041. My First CC Tournament

Black: D.J. Finnie - BCCA Major, 1988-89

I can't remember why I started playing correspondence chess. Likely I picked up a leaflet somewhere and decided to send it off. After playing chess as a junior – and packing it in at secondary school – I returned to it again in 1985 when the local chess club (Mansfield) suddenly turned up in my regular, the now defunct Stag & Pheasant (which is not the Wetherspoons of the same name). Three years later I entered the BCCA pyramid tournament for the first time.

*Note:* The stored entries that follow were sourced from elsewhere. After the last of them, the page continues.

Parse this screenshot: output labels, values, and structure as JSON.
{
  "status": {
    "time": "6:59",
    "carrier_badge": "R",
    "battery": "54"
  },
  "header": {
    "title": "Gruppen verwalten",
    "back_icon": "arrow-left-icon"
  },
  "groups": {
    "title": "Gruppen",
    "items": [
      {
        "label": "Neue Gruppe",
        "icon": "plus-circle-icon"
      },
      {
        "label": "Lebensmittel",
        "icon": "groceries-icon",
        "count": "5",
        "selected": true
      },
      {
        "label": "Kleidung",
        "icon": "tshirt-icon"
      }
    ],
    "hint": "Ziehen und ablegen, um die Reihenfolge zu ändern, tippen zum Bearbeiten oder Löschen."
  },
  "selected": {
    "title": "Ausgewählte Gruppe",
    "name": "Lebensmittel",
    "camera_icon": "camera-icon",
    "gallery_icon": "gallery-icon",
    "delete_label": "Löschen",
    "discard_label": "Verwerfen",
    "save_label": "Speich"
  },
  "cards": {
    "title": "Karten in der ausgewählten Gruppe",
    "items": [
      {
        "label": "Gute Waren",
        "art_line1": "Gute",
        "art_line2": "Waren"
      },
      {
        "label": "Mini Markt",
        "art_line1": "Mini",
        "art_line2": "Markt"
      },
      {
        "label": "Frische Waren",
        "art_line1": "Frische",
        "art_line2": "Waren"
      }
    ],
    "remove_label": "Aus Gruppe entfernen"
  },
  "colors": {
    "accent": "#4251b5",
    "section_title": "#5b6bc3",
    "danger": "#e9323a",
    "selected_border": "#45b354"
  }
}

By then my OTB rating was 163, which meant I was placed directly in a Major section, two divisions below the Championship. All-play-all, both colours, five opponents, ten games. I won nine. Going through them with Stockfish thirty years on, the engine inevitably points out a few mistakes but surprisingly few serious ones by me. It seems I actually played quite well (see here, for instance). Except in the game below.

In this one Philidor's Defence arrived via a Pirc move order: 1 e4 d6 2 d4 Nf6 3 Nc3 Nbd7 4 Nf3 e5 5 Bc4 Be7 6 0-0 0-0.

I've faced this (Hanham) system twice as White and lost both times (once OTB in 1993). Since then I've studiously avoided it, opting variously for (3...Nbd7) 4 f4 (or if 3...e5 then 4 Nge2), or 3 f3, or 2 Nc3 without d2-d4 at all. It's interesting... Switch the colour of every piece in the diagram and I'd be perfectly content to grind this out as "Black", so why should it be more difficult with White? I guess it's a psychological problem. Or else just me. I'm sure Magnus Carlsen would be more than happy to take the white pieces here, and as often as he possibly could.

Well, anyway, looking over my BCCA game again now, I have to say I'm struggling to understand some of my moves:

13. Why not play Qf3 straight away, instead of wasting time with the dark-squared bishop?
15. Why then leave the bishop on f4 to be captured?
17. Why not take on e6 at once, instead of wasting time with the light-squared bishop?
23. What on earth was Rd4 for?
29. Okay, this was just a blunder.

But I can't be sad (can't be sad), ’cause nine out of ten ain't bad. I even won a game with Alekhine's Defence.